On February 8, 2002, the Honorable Robert F. McWeeny ordered the Respondent to provide Attorney Garcia with a copy of the policy. On February 13, 2002, Judge McWeeny ordered the Respondent to disclose the costs of defending the lawsuit, including attorney’s fees billed, and the specific amount of coverage remaining under the policy. The Respondent immediately complied by writing the information on a piece of paper and handing it to Attorney Garcia. The Respondent’s note disclosed the following: that $134,913.21 had been billed by his firm for legal fees associated with the defense; that $96,379.61 had been incurred as legal fees but not billed; that approximately $7000 had been incurred in expert witness fees; and that $18,125.47 had been incurred for other claims. Thus, the total amount expended or committed was $231,292.82. Accordingly, the balance remaining under the policy was $725,435.86, not $320,000 as previously stated by the Respondent. At no time prior to Judge McWeeny’s order did the Respondent attempt to clarify or advise the Complainant, Attorney Garcia or Attorney Wilson that his representations as to amounts expended or committed were erroneous.
This reviewing committee also considered the following:
The Complainant testified that he altered his settlement demand based on the Respondent’s misrepresentations. Initially, the Complainant’s demand was $700,000, but he dropped his demand to $400,000 during the mediation session with Judge Hodgson. Additionally, the Complainant testified that during the joint phase of the mediation session with Judge Hodgson, the Respondent reiterated the same figures that he had made over dinner the previous evening, stated that he checked the figures with his firm’s billing department and attempted to justify the amount of the fees by explaining how many lawyers worked on the case.
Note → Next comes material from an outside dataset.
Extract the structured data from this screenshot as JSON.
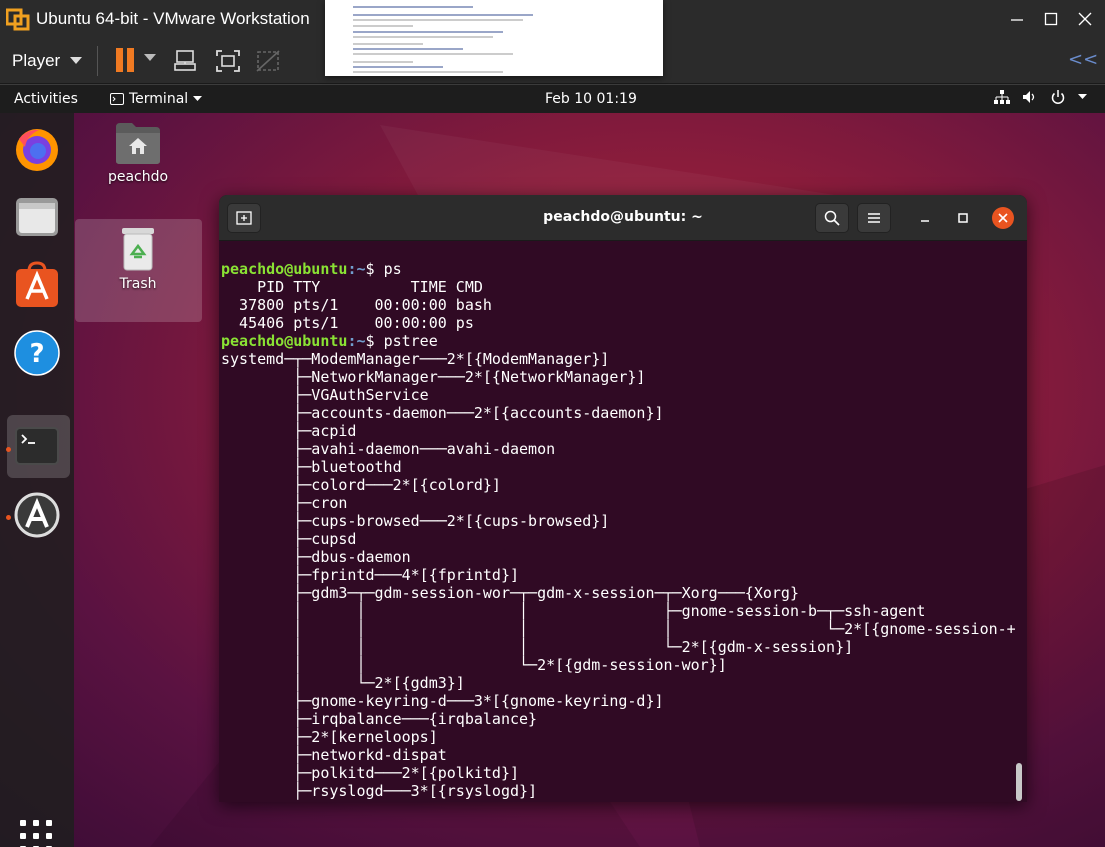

Attorney Wilson’s testimony was consistent with the Complainant’s testimony regarding what topics the Respondent discussed at the joint phase of the mediation session.
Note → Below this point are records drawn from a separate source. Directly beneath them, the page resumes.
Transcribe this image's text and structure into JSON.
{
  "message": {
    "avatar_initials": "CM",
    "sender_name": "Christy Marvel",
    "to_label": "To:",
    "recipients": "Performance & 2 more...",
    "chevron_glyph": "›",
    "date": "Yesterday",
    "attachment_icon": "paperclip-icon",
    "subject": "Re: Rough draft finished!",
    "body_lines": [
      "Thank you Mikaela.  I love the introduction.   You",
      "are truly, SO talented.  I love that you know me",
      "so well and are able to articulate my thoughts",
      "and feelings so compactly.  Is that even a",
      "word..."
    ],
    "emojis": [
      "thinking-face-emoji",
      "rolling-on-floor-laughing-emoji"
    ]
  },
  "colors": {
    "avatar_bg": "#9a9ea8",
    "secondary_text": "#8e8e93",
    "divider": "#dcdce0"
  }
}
The Respondent maintained that neither the Complainant nor Attorney Garcia relied on his misrepresentations regarding the costs of defending the lawsuit, and that he did not mislead Judge Hodgson as to the amount of coverage remaining under the policy. Moreover, the Respondent claimed that his misrepresentations did not involve material facts. He also indicated that the Complainant threatened to file a grievance complaint on several occasions during the trial and used this threat as a trial tactic. The Complainant, however, denied such conduct.
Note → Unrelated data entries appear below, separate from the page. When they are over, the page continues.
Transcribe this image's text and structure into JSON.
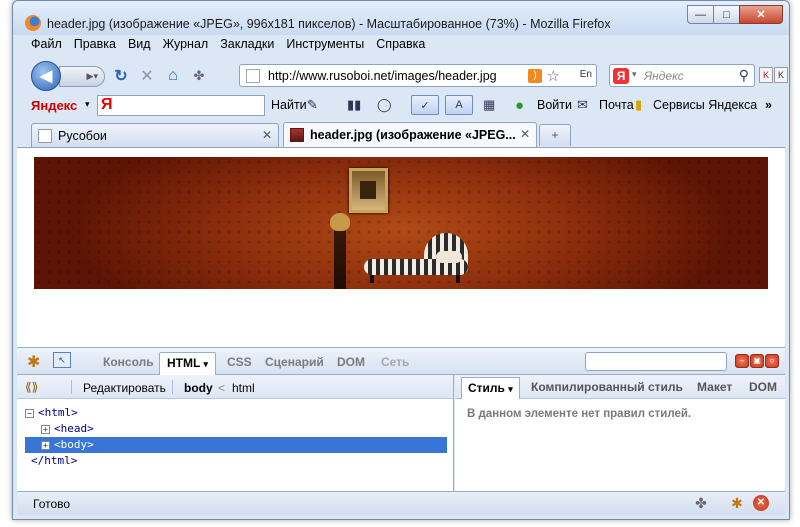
{
  "window": {
    "title": "header.jpg (изображение «JPEG», 996x181 пикселов) - Масштабированное (73%) - Mozilla Firefox",
    "controls": {
      "minimize": "—",
      "maximize": "□",
      "close": "✕"
    }
  },
  "menu": [
    "Файл",
    "Правка",
    "Вид",
    "Журнал",
    "Закладки",
    "Инструменты",
    "Справка"
  ],
  "nav": {
    "url": "http://www.rusoboi.net/images/header.jpg",
    "search_placeholder": "Яндекс",
    "translate_badge": "En"
  },
  "yandex_bar": {
    "logo": "Яндекс",
    "input_logo": "Я",
    "find": "Найти",
    "login": "Войти",
    "mail": "Почта",
    "services": "Сервисы Яндекса",
    "more": "»"
  },
  "tabs": [
    {
      "title": "Русобои",
      "active": false
    },
    {
      "title": "header.jpg (изображение «JPEG...",
      "active": true
    }
  ],
  "firebug": {
    "panels": [
      "Консоль",
      "HTML",
      "CSS",
      "Сценарий",
      "DOM",
      "Сеть"
    ],
    "active_panel": "HTML",
    "html_toolbar": {
      "edit": "Редактировать",
      "crumb_body": "body",
      "crumb_sep": "<",
      "crumb_html": "html"
    },
    "tree": [
      {
        "toggle": "−",
        "text": "<html>",
        "indent": 0,
        "selected": false
      },
      {
        "toggle": "+",
        "text": "<head>",
        "indent": 1,
        "selected": false
      },
      {
        "toggle": "+",
        "text": "<body>",
        "indent": 1,
        "selected": true
      },
      {
        "toggle": "",
        "text": "</html>",
        "indent": 0,
        "selected": false
      }
    ],
    "side_tabs": [
      "Стиль",
      "Компилированный стиль",
      "Макет",
      "DOM"
    ],
    "active_side_tab": "Стиль",
    "side_message": "В данном элементе нет правил стилей."
  },
  "status": {
    "text": "Готово"
  },
  "colors": {
    "accent": "#3875d7",
    "window_frame": "#6d8bb0",
    "banner": "#8f2f0d"
  }
}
The Respondent testified that, at the time of the hearing before this reviewing committee, he had been in the practice of law for six years, had conducted only six trials, had never conducted a jury trial, had never tried a case of this magnitude, and had never faced opposing counsel with the experience and background of Attorney Garcia. The Respondent apologized for his conduct at the settlement dinner and testified that he did know at the time that he was violating the Rules of Professional Conduct because he thought that he did not have to share accurate figures with Attorney Garcia. The Respondent also testified that the Complainant and Attorney Garcia shared the figures with Judge Hodgson during the joint phase of the mediation session. He maintained that he only explained how complicated the case was because of the death of the original attorney assigned to handle the case. However, the Respondent insisted that he repeatedly made it clear to Judge Hodgson during their ex parte discussion that the figures were not accurate. Attorney Orenstein’s testimony was consistent with the Respondent’s testimony as to the Complainant and Attorney Garcia sharing the figures with Judge Hodgson and the Respondent repeatedly informing Judge Hodgson that the figures were not accurate. Finally, the Respondent was adamant that he did not lie to Judge Hodgson.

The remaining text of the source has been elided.